Dirt-track allure aside, Bear Ridge is like a big family gathering, albeit a loud one. Bob Riley, 70, is a longtime friend of Elms and “motorhead from the word go” who comes up from his winter home in Florida to be jack-of-all-trades at the track. He says most everyone knows someone who’s racing or in the pit crew and it’s not unusual to find several generations of a family involved and even racers who are now in their 60s.
“That’s what I like about it, the people,” he says.
As genial head of this family, Elms is a big man with a paunch and a beaming, gap-toothed affable smile. He overlooks his oval empire from the second story of the “tower,” a simple two-story building next to the track, wearing big headphones that connect him to the racers – one way, so they can’t talk back. Advising, alerting and cajoling the drivers in each heat, he rides herd and keeps them in line, wearing a yellow cap, wire-rimmed glasses and look of sharp concentration amidst the billowing dust and an engine roar that drumbeats in your chest.

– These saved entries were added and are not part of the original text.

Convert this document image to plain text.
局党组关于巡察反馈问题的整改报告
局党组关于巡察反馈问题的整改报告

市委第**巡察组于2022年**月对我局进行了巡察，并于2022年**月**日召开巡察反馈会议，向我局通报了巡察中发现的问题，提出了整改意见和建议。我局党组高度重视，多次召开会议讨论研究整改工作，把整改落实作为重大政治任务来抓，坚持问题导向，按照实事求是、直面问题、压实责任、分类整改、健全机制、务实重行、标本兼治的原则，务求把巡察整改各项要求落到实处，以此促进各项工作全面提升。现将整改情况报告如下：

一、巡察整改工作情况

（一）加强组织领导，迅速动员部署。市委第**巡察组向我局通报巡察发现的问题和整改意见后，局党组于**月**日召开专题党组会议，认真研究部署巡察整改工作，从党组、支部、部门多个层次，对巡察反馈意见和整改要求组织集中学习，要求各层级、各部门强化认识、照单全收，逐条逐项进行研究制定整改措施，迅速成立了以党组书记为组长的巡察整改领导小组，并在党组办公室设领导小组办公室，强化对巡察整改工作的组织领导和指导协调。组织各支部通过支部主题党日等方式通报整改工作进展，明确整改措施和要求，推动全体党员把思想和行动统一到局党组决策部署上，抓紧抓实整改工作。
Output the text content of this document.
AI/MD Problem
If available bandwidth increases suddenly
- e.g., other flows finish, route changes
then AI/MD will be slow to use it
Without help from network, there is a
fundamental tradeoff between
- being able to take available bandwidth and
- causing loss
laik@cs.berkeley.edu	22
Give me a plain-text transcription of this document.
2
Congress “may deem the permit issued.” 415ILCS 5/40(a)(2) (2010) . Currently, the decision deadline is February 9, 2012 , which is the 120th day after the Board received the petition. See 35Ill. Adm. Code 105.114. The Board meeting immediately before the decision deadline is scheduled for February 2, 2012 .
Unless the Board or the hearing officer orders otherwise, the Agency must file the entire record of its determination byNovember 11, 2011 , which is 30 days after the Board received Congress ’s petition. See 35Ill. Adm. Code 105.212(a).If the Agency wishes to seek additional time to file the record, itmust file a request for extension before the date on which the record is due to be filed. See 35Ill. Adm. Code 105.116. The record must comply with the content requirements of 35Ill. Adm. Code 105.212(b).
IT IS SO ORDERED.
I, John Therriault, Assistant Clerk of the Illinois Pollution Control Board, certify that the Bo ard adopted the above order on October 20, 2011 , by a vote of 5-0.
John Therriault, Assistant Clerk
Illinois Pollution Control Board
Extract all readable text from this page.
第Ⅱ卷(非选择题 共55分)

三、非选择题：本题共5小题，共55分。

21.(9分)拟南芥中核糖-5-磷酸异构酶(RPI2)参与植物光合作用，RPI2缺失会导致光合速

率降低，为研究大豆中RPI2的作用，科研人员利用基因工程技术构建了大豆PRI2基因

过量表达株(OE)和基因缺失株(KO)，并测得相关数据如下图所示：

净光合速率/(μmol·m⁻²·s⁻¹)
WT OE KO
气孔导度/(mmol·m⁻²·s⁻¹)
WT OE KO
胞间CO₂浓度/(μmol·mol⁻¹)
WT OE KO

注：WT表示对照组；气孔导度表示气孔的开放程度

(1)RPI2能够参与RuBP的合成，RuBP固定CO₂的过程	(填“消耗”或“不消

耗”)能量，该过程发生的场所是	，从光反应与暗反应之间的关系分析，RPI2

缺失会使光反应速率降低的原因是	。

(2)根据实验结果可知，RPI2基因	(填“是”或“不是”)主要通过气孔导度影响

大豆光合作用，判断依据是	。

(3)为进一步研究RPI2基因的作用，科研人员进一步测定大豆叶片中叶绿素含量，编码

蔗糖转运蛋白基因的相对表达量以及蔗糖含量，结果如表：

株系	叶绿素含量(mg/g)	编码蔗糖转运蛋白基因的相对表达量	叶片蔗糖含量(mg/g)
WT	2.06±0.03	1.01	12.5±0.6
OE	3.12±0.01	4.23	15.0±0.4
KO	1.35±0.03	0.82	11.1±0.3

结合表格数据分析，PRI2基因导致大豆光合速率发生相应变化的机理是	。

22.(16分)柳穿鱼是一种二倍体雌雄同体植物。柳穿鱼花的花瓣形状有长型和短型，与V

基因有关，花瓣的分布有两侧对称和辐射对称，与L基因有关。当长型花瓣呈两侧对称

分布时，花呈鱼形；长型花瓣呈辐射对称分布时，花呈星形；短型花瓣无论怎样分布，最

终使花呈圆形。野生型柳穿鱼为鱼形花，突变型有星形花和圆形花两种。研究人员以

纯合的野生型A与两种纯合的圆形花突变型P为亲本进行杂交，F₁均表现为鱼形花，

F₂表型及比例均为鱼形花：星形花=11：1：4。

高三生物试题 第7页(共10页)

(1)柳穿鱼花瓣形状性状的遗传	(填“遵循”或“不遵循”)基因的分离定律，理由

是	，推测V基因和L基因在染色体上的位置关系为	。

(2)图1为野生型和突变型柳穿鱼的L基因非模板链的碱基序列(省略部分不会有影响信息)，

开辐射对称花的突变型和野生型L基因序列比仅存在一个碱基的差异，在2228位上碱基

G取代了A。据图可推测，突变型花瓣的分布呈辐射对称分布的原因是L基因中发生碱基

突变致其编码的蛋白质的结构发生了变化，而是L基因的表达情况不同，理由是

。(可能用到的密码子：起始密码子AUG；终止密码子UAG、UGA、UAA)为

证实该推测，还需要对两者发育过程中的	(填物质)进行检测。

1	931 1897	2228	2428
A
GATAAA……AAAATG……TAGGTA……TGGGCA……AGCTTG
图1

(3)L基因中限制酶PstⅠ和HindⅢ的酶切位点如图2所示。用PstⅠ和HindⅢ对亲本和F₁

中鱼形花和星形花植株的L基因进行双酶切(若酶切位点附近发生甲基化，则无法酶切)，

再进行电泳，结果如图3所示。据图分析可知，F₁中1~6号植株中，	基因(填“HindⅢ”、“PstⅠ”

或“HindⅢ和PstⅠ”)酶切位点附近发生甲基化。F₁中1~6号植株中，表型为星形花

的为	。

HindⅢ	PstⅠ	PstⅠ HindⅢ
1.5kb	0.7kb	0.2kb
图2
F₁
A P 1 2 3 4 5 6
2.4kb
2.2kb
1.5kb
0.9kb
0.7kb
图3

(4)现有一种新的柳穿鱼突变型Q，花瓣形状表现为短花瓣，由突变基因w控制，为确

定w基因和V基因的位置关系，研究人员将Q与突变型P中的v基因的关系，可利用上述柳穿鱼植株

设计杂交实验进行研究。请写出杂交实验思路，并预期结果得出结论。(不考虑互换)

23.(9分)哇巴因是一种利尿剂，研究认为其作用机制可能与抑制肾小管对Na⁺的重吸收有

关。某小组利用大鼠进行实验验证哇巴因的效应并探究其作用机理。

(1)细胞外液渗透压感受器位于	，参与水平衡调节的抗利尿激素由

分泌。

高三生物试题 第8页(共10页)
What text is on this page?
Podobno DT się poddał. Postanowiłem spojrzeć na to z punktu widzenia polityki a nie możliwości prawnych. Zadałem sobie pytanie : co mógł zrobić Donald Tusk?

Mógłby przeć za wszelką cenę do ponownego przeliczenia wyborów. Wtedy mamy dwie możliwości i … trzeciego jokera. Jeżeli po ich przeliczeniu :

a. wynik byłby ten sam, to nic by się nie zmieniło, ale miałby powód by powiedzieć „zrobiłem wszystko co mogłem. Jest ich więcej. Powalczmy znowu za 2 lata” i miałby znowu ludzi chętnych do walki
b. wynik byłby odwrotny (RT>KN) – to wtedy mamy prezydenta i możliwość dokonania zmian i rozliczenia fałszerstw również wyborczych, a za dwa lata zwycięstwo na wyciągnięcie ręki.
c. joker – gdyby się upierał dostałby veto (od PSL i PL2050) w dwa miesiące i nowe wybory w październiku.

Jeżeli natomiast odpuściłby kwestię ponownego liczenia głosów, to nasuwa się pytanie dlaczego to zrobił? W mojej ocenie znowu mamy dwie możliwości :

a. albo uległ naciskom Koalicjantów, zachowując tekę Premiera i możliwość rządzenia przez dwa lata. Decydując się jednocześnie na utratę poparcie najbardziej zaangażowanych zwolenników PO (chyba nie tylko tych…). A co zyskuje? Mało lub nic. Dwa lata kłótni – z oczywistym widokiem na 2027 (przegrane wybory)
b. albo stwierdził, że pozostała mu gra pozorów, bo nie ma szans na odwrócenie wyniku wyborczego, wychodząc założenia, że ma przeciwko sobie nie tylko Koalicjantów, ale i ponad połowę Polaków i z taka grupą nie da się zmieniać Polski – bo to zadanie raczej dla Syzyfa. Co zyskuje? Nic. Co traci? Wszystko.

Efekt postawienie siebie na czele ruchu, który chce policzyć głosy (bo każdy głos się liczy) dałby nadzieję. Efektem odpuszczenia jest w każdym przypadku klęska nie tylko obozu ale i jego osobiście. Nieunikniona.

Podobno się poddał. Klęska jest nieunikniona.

“Seventy-seven, three, we’re going green this time, green this time,” he advises two leaders that a heat is about to begin. At another point when a driver in second place gets overly rambunctious trying to pass, he cautions, “Easy number five, easy.”
“That’s one of the things you’ve got to do, to keep things under control,” Elms says later, explaining he doesn’t want anyone hurt. On a recent Saturday, a midget car sliding around the corner suddenly rolls two times, a reminder of the violent forces concocted by speed and the laws of physics. But injuries are infrequent, usually a broken arm or some lacerations at the worst, Elms says. He tells the story of a mother who worried about it being dangerous for her son to get into racing; he told her it was a lot safer having her son on the track than out on his own on a Saturday night.
During a break in the races, Elms wanders down to the grandstand to get some food, shake hands, chat and meet patrons, many of whom he calls by first names and has known for decades.
Bear Ridge has 20 races scheduled this year – the rains have washed out three so far – and each Saturday is a long day for Elms beginning in mid-morning. “I’ll get there and stand on the gas till the last race track driver leaves the track,” he says, which is often well past midnight.
At $10 general admission, Elms – who has a dairy farm and auctions cattle for his day job – knows he’s not ever going to get rich with Bear Ridge, where a good crowd is around 1,000.
“I wouldn’t say you’d want to go out and buy a race track,” he jokes. But for him, that’s not the point.
“I’m a race fan, there’s no two ways about it. I love to drive, I love to race.”